Hotel-Restaurant Tatin
41600 Lamotte-Beuvron Tel: 02 54 88 00 03
Mail adresi: [email protected]
Yasak aşk meyvesinin Fransız asıllı tatlısını öğrenebileceğimiz en doğru adresin Fransız asıllı bir usta olacağını düşündüm ve dostum şef Michel Castello’nun tarifini sizlerle paylaşmaya karar verdim.
Michel ‘den aldığım tarif büyükannesine ait.
1 kg kırmızı,sert elma
100 gr esmer şeker
100 gr tereyağ
Hazır yaprak hamuru
Elmaları soyun, 8 parçaya bölün.18 cm’lik derin bir kalıbı iyice yağlayın, şekerin ¾ nü serpin. Elma dilimlerini düzgün, üst üste gelecek şekilde dizin. Kalan şeker ve tereyağını üzerine dökün. Kısık ateşte 15-20 dakika, şeker hafif karamel olana dek pişirin. Ateşten alın, yaprak hamurundan 3-4 mm lik bir yufka hazırlayıp, kalıbın üstünü kaplayın. Taşan kısımları kesin. 180 C ısıda 15 dakika,hamurun üzeri kızarana dek pişirin. Ilıdıktan sonra, kalıbı sıcak suda 1-2 dakika bekletip, karamelin yumuşaması sağlayın ve servis tabağına ters olarak çevirin.
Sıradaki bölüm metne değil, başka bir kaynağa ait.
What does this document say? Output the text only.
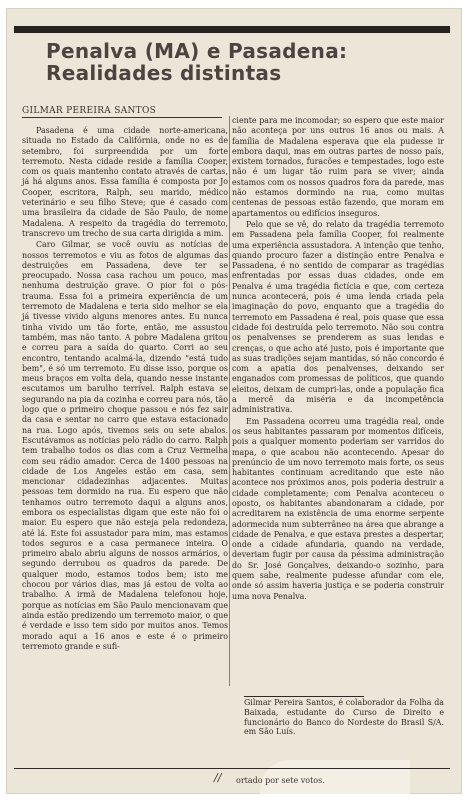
Penalva (MA) e Pasadena:
Realidades distintas
GILMAR PEREIRA SANTOS

Pasadena é uma cidade norte-americana, situada no Estado da Califórnia, onde no es de setembro, foi surpreendida por um forte terremoto. Nesta cidade reside a família Cooper, com os quais mantenho contato através de cartas, já há alguns anos. Essa família é composta por Jo Cooper, escritora, Ralph, seu marido, médico veterinário e seu filho Steve; que é casado com uma brasileira da cidade de São Paulo, de nome Madalena. A respeito da tragédia do terremoto, transcrevo um trecho de sua carta dirigida a mim.

Caro Gilmar, se você ouviu as notícias de nossos terremotos e viu as fotos de algumas das destruições em Passadena, deve ter se preocupado. Nossa casa rachou um pouco, mas nenhuma destruição grave. O pior foi o pós-trauma. Essa foi a primeira experiência de um terremoto de Madalena e teria sido melhor se ela já tivesse vivido alguns menores antes. Eu nunca tinha vivido um tão forte, então, me assustou também, mas não tanto. A pobre Madalena gritou e correu para a saída do quarto. Corri ao seu encontro, tentando acalmá-la, dizendo "está tudo bem", é só um terremoto. Eu disse isso, porque os meus braços em volta dela, quando nesse instante escutamos um barulho terrível. Ralph estava se segurando na pia da cozinha e correu para nós, tão logo que o primeiro choque passou e nós fez sair da casa e sentar no carro que estava estacionado na rua. Logo após, tivemos seis ou sete abalos. Escutávamos as notícias pelo rádio do carro. Ralph tem trabalho todos os dias com a Cruz Vermelha com seu rádio amador. Cerca de 1400 pessoas na cidade de Los Angeles estão em casa, sem mencionar cidadezinhas adjacentes. Muitas pessoas tem dormido na rua. Eu espero que não tenhamos outro terremoto daqui a alguns anos, embora os especialistas digam que este não foi o maior. Eu espero que não esteja pela redondeza, até lá. Este foi assustador para mim, mas estamos todos seguros e a casa permanece inteira. O primeiro abalo abriu alguns de nossos armários, o segundo derrubou os quadros da parede. De qualquer modo, estamos todos bem; isto me chocou por vários dias, mas já estou de volta ao trabalho. A irmã de Madalena telefonou hoje, porque as notícias em São Paulo mencionavam que ainda estão predizendo um terremoto maior, o que é verdade e isso tem sido por muitos anos. Temos morado aqui a 16 anos e este é o primeiro terremoto grande e sufi-

ciente para me incomodar; so espero que este maior não aconteça por uns outros 16 anos ou mais. A família de Madalena esperava que ela pudesse ir embora daqui, mas em outras partes de nosso país, existem tornados, furacões e tempestades, logo este não é um lugar tão ruim para se viver; ainda estamos com os nossos quadros fora da parede, mas não estamos dormindo na rua, como muitas centenas de pessoas estão fazendo, que moram em apartamentos ou edifícios inseguros.

Pelo que se vê, do relato da tragédia terremoto em Passadena pela família Cooper, foi realmente uma experiência assustadora. A intenção que tenho, quando procuro fazer a distinção entre Penalva e Passadena, é no sentido de comparar as tragédias enfrentadas por essas duas cidades, onde em Penalva é uma tragédia fictícia e que, com certeza nunca acontecerá, pois é uma lenda criada pela imaginação do povo, enquanto que a tragédia do terremoto em Passadena é real, pois quase que essa cidade foi destruída pelo terremoto. Não sou contra os penalvenses se prenderem as suas lendas e crenças, o que acho até justo, pois é importante que as suas tradições sejam mantidas, só não concordo é com a apatia dos penalvenses, deixando ser enganados com promessas de políticos, que quando eleitos, deixam de cumpri-las, onde a população fica a mercê da miséria e da incompetência administrativa.

Em Passadena ocorreu uma tragédia real, onde os seus habitantes passaram por momentos difíceis, pois a qualquer momento poderiam ser varridos do mapa, o que acabou não acontecendo. Apesar do prenúncio de um novo terremoto mais forte, os seus habitantes continuam acreditando que este não acontece nos próximos anos, pois poderia destruir a cidade completamente; com Penalva aconteceu o oposto, os habitantes abandonaram a cidade, por acreditarem na existência de uma enorme serpente adormecida num subterrâneo na área que abrange a cidade de Penalva, e que estava prestes a despertar, onde a cidade afundaria, quando na verdade, deveriam fugir por causa da péssima administração do Sr. José Gonçalves, deixando-o sozinho, para quem sabe, realmente pudesse afundar com ele, onde só assim haveria justiça e se poderia construir uma nova Penalva.

Gilmar Pereira Santos, é colaborador da Folha da Baixada, estudante do Curso de Direito e funcionário do Banco do Nordeste do Brasil S/A. em São Luís.
// ortado por sete votos.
Michel’in özel önerileri de var.
- Karamel önemlidir. Fazla koyu olmamalı, şeker sadece koyu altın sarısı rengini almalıdır.
- Elmaların cinsi önemlidir. Sarı renkli Golden elmasının yapısı gevşek olduğundan pişirmede iyi sonuç alınmaz
- Esmer şeker kamışı şekeri kullanmak ayrı bir koku ve lezzet verir.
- Bu tatlı ılık olarak yenilmelidir.
- Karamelize olan elmalarla birlikte kalıbı 8-10 saat dolapta bekletebilirsiniz. Daha sonra hamur ekleyip fırında kızartmak işlemini yapmak tercih edilmelidir.